FPGA Implementation of Sketched LiDAR for a 192 x 128 SPAD Image Sensor

TL;DR

This work tackles the data-rate bottleneck in high-resolution SPAD LiDAR by implementing a histogram-free online depth reconstruction using the SplineSketches algorithm on an FPGA. It employs fixed-point arithmetic and LUT-based polynomial spline evaluation to compute per-pixel sketches with $M=4$, achieving up to a $512\times$ compression compared with histogram outputs, and processes time stamps directly from a $192\times128$ SPAD array. Software simulations optimize LUT depth and FXP width, establishing that a LUT depth of 256 provides sub-bin accuracy while maintaining hardware efficiency. The FPGA design systematizes SPE-based on-the-fly sketch computation, with an effective frame-rate of about $12.7$ fps (from an original $6{,}500$ fps) and a maximum accumulation of $512$ frames, enabling scalable SPAD-based depth imaging.
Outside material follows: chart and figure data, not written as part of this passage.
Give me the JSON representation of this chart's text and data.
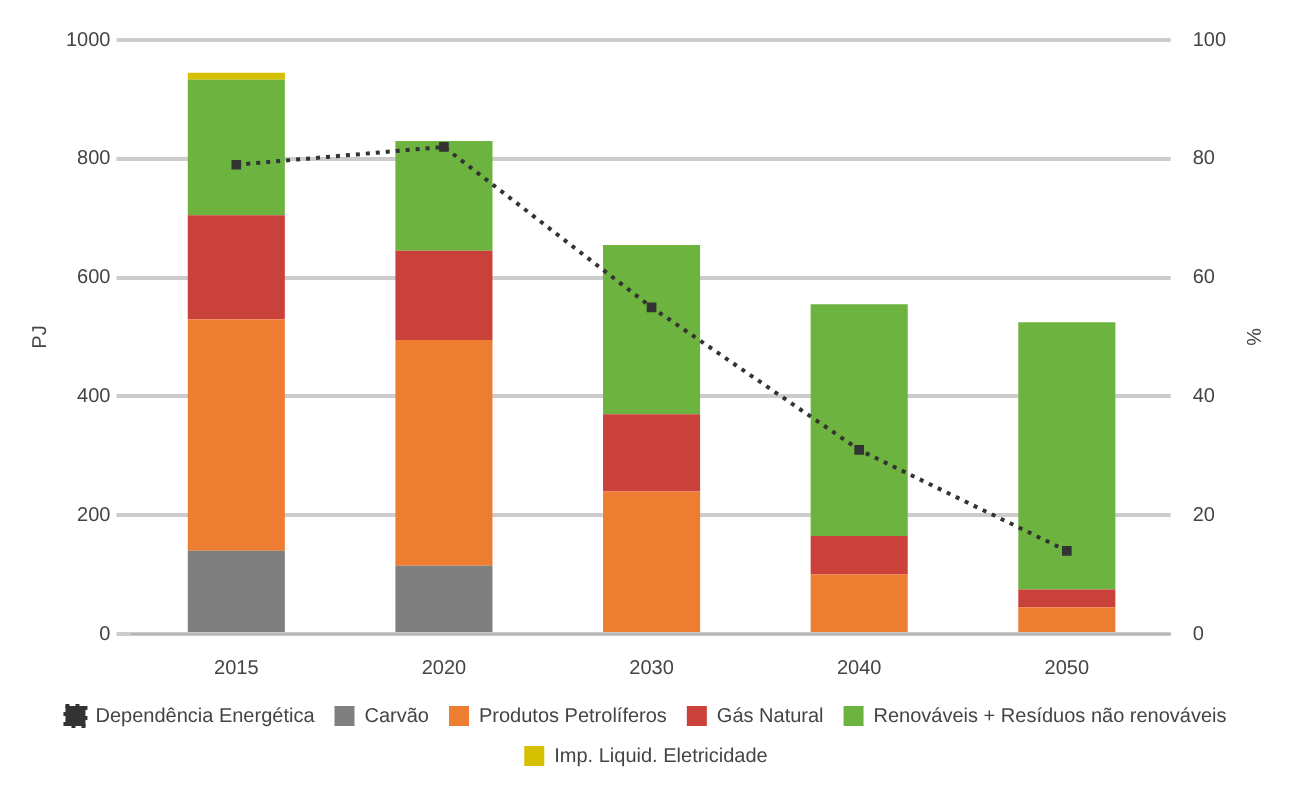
{
  "chart_data": {
    "type": "bar",
    "stacked": true,
    "categories": [
      "2015",
      "2020",
      "2030",
      "2040",
      "2050"
    ],
    "ylabel": "PJ",
    "y2label": "%",
    "ylim": [
      0,
      1000
    ],
    "yticks": [
      0,
      200,
      400,
      600,
      800,
      1000
    ],
    "y2lim": [
      0,
      100
    ],
    "y2ticks": [
      0,
      20,
      40,
      60,
      80,
      100
    ],
    "grid": "y",
    "legend": "bottom",
    "series": [
      {
        "name": "Carvão",
        "color": "#7f7f7f",
        "values": [
          140,
          115,
          null,
          null,
          null
        ]
      },
      {
        "name": "Produtos Petrolíferos",
        "color": "#ed7d31",
        "values": [
          390,
          380,
          240,
          100,
          45
        ]
      },
      {
        "name": "Gás Natural",
        "color": "#c9413a",
        "values": [
          175,
          150,
          130,
          65,
          30
        ]
      },
      {
        "name": "Renováveis + Resíduos não renováveis",
        "color": "#6db33f",
        "values": [
          228,
          185,
          285,
          390,
          450
        ]
      },
      {
        "name": "Imp. Liquid. Eletricidade",
        "color": "#d4c000",
        "values": [
          12,
          null,
          null,
          null,
          null
        ]
      },
      {
        "name": "Dependência Energética",
        "type": "line",
        "axis": "y2",
        "color": "#333333",
        "line_style": "dotted",
        "marker": "square",
        "values": [
          79,
          82,
          55,
          31,
          14
        ]
      }
    ]
  }
}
Real experiments validate online FPGA depth reconstruction against offline results, demonstrating high fidelity and confirming the approach's practicality while outlining paths for improvement via larger $M$ and external memory to further boost accuracy and throughput.

Abstract

This study presents an efficient field-programmable gate array (FPGA) implementation of a polynomial spline function-based statistical compression algorithm designed to address the critical challenge of massive data transfer bandwidth in emerging high-spatial-resolution single-photon avalanche diode (SPAD) arrays, where data rates can reach tens of gigabytes per second. In our experiments, the proposed hardware implementation achieves a compression ratio of 512x compared with conventional histogram-based outputs, with the potential for further improvement. The algorithm is first optimized in software using fixed-point (FXP) arithmetic and look-up tables (LUTs) to eliminate explicit additions, multiplications, and non-linear operations. This enables a careful balance between accuracy and hardware resource utilization. Guided by this trade-off analysis, online sketch processing elements (SPEs) are implemented on an FPGA to directly process time-stamp streams from the SPAD sensor. The implementation is validated using a customized LiDAR setup with a 192 x 128-pixel SPAD array. This work demonstrates histogram-free online depth reconstruction with high fidelity, effectively alleviating the time-stamp transfer bottleneck of SPAD arrays and offering scalability as pixel counts continue to increase for future SPADs.

Figures (6)

• Figure 1: Simulation results. Error maps of different LUT depths with $M=4$ and $p=1$, compared with FLP reference. The dataset is taken from altmann2016lidar.
• Figure 2: Hardware architecture of SPEs implementation
• Figure 3: LiDAR setup composed of the SPAD camera and Laser.
• Figure 4: Optical calibration with a whiteboard placed 1 m in front of the sensor: (a) $\hat{z}$ from FPGA, (b) $\hat{z}$ from offline TCSPC histogram computation, and (c) their absolute difference.
• Figure 5: Accuracy analysis with varying board distances by shifting the STOP signal: (a) IRFs for 15 measurements; (b) RMSE variations from online and offline sketches; (c,d) regression results versus the local CMM reference.